|Date: ||Sun, 3 Jul 2005 22:49:22 -0400|
|Reply-To: ||Richard Ristow <email@example.com>|
|Sender: ||"SPSSX(r) Discussion" <SPSSX-L@LISTSERV.UGA.EDU>|
|From: ||Richard Ristow <firstname.lastname@example.org>|
|Subject: ||Re: SPSS perfromance issue|
|Content-Type: ||text/plain; charset="us-ascii"; format=flowed|
At 09:32 AM 7/3/2005, Timothy Hennigar wrote:
>I used to make an effort to be parsimonious with my [SPSS] code:
>naming many variables with one variable label statement, adding all my
>labels with one value label statement, doing one recode over all my
>variables again with one recode command, creating variables using
>vector, or in do repeat loops, etc etc ...

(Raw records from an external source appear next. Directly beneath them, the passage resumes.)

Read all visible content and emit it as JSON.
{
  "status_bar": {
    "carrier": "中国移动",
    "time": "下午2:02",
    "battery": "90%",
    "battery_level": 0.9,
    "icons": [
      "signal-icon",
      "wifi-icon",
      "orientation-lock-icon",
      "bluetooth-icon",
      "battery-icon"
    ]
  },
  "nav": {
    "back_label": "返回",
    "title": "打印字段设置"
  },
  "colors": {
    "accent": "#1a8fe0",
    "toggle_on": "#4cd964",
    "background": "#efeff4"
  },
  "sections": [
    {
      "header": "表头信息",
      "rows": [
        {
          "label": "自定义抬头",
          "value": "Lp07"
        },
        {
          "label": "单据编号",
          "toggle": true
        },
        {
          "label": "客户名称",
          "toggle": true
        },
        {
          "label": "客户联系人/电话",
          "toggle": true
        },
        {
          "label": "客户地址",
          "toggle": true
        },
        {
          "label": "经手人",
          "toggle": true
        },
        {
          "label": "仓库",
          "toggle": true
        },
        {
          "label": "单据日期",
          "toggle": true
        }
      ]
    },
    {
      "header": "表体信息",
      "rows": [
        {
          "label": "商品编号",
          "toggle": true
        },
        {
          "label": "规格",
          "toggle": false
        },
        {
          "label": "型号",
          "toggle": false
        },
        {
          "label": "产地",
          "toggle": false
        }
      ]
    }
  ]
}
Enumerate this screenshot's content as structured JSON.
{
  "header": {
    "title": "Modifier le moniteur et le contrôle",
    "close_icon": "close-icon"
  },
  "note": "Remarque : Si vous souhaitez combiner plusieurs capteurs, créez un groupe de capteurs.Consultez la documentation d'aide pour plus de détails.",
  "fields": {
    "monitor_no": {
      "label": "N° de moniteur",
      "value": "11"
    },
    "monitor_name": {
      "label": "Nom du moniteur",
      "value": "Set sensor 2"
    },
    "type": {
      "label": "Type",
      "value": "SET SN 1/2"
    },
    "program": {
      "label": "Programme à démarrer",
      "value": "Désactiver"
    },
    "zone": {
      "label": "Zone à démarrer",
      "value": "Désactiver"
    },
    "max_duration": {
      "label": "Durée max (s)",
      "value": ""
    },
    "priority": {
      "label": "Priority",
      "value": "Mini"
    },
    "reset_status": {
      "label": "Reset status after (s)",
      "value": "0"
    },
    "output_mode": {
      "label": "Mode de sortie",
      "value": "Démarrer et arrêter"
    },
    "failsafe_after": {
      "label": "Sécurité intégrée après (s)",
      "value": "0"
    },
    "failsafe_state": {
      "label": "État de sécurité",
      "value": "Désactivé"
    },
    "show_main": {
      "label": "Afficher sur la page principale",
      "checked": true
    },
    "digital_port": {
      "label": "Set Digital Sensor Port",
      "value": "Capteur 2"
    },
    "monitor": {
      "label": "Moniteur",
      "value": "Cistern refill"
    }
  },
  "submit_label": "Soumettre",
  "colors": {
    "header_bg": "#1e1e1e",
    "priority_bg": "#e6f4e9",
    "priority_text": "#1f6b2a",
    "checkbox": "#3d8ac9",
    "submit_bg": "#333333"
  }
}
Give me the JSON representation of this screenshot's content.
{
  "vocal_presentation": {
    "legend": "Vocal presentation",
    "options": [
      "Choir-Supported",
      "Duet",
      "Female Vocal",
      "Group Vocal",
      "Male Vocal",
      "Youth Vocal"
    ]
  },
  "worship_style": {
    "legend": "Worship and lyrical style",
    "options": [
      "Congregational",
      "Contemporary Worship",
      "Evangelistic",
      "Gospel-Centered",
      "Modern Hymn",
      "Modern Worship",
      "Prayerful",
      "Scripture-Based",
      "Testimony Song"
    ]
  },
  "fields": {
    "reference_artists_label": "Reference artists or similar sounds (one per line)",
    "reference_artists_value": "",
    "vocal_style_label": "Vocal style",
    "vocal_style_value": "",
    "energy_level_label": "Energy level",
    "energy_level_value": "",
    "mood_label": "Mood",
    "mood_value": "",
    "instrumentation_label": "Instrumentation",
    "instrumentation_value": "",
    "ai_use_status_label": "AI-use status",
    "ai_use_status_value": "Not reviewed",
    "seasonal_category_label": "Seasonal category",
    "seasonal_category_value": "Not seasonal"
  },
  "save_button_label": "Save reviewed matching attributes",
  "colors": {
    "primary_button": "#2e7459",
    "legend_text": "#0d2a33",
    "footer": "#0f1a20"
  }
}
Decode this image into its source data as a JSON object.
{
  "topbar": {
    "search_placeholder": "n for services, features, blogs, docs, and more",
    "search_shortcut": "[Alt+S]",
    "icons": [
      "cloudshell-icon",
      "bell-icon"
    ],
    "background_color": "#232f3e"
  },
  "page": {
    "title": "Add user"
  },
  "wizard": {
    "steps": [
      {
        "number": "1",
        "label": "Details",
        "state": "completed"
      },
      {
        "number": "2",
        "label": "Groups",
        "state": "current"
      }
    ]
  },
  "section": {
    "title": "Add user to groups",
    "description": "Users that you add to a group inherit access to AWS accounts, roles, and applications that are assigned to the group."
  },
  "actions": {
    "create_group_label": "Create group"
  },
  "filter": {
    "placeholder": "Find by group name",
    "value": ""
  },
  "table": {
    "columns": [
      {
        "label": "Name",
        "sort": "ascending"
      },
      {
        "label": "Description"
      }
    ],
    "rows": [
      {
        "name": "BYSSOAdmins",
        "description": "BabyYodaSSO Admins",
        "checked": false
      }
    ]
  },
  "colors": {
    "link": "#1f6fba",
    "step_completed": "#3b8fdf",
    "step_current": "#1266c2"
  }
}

>[I have been] developing a program to generate my code for me. [It]
>generates several files of code - it creates the files first, adds
>cleaning code, checking code, variable creating code, labelling code,
>ctables construction, etc and ultimately saves a final data file.
>But I find it vastly simpler in writing this program to have the
>computer generate code - lets say - on a variable by variable
>approach. My thinking has been that I am not so concerned about how
>pretty my files look [...] Each variable gets its OWN unique variable
>label statement, value label statement, etc ...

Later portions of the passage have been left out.